Government and media establishment organs demonize disposable phones and link them with terrorism because the phones can't be tracked 24/7 by government spy systems.

Our digital cable boxes and TIVO systems are recording what we watch to create psychological algorithms which are stored on government databases. These systems track what we watch, for exactly how long we watch it, and what our psychological score is based on those factors.

The US State Department directs a new program that enables the Mexican government to intercept phone conversations and online messages from every telecommunications network within Mexico.

DNA databases are instituted in Britain to record the DNA of anyone arrested. even if they are not charged their DNA record remains in the database. Laws are then passed with make every offence arrestable. Examples of those caught up in the database include a schoolgirl who threw a snowball at a police car.

Entrepreneurs, industry leaders and former government officials advocate taking the implantable ID chip as it becomes a necessity to access VIP areas in trendy bars and Mexican judicial workers are ordered to take it or lose their jobs.

Remote lie detectors have been developed for use initially in airports in which laser beams are bounced off a by passer's skin to try and denote signs of stress which could indicate the will to commit acts of terrorism. Brain scanners in Boston Logan airport also target suspicious individuals.

This is the prison without bars. This is the panopticon, a prison so constructed that the inspector can see each of the prisoners at all times, without being seen. This is a portrait of the accelerating movement by western governments to erect giant, powerful, all-pervading mass surveillance, tracking and control grids that will keep all populations firmly under the baleful and watchful gaze of Big Brother.

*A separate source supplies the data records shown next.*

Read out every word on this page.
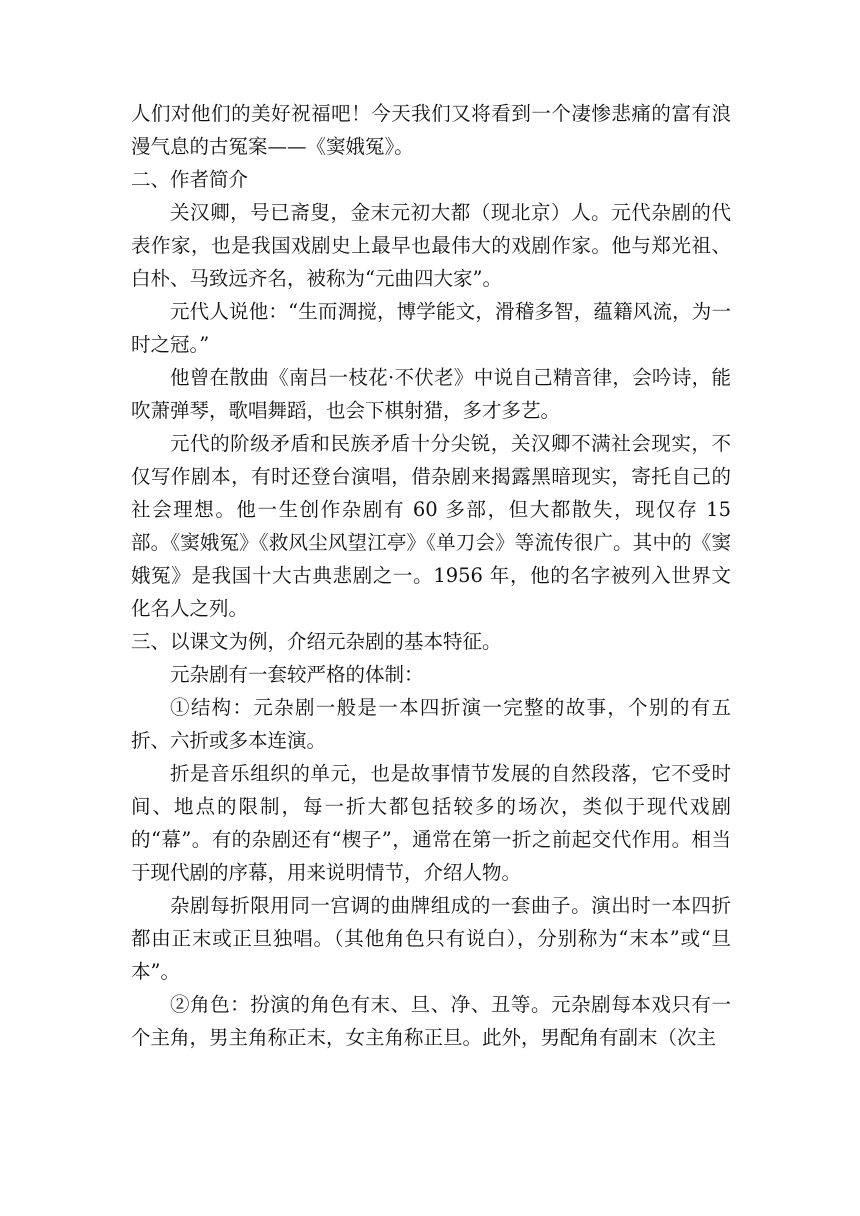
人们对他们的美好祝福吧！今天我们又将看到一个凄惨悲痛的富有浪漫气息的古冤案——《窦娥冤》。

二、作者简介

关汉卿，号已斋叟，金末元初大都（现北京）人。元代杂剧的代表作家，也是我国戏剧史上最早也最伟大的戏剧作家。他与郑光祖、白朴、马致远齐名，被称为“元曲四大家”。

元代人说他：“生而淍搅，博学能文，滑稽多智，蕴籍风流，为一时之冠。”

他曾在散曲《南吕一枝花·不伏老》中说自己精音律，会吟诗，能吹萧弹琴，歌唱舞蹈，也会下棋射猎，多才多艺。

元代的阶级矛盾和民族矛盾十分尖锐，关汉卿不满社会现实，不仅写作剧本，有时还登台演唱，借杂剧来揭露黑暗现实，寄托自己的社会理想。他一生创作杂剧有 60 多部，但大都散失，现仅存 15 部。《窦娥冤》《救风尘风望江亭》《单刀会》等流传很广。其中的《窦娥冤》是我国十大古典悲剧之一。1956 年，他的名字被列入世界文化名人之列。

三、以课文为例，介绍元杂剧的基本特征。

元杂剧有一套较严格的体制：

①结构：元杂剧一般是一本四折演一完整的故事，个别的有五折、六折或多本连演。

折是音乐组织的单元，也是故事情节发展的自然段落，它不受时间、地点的限制，每一折大都包括较多的场次，类似于现代戏剧的“幕”。有的杂剧还有“楔子”，通常在第一折之前起交代作用。相当于现代剧的序幕，用来说明情节，介绍人物。

杂剧每折限用同一宫调的曲牌组成的一套曲子。演出时一本四折都由正末或正旦独唱。（其他角色只有说白），分别称为“末本”或“旦本”。

②角色：扮演的角色有末、旦、净、丑等。元杂剧每本戏只有一个主角，男主角称正末，女主角称正旦。此外，男配角有副末（次主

Orwell's 1984 was a picnic in comparison to the wielding cogs of the prison planet infrastructure that are being put in place all around us.

The choice is ours. As we hurtle towards the end of the first decade of the new millennium, are we content to accept the terms of our own imprisonment and live as slaves in a high tech rat maze, or, like the ones who went before us, will we cast off the shackles of servitude and serfdom, and reclaim our God given right to life, liberty and the pursuit of happiness?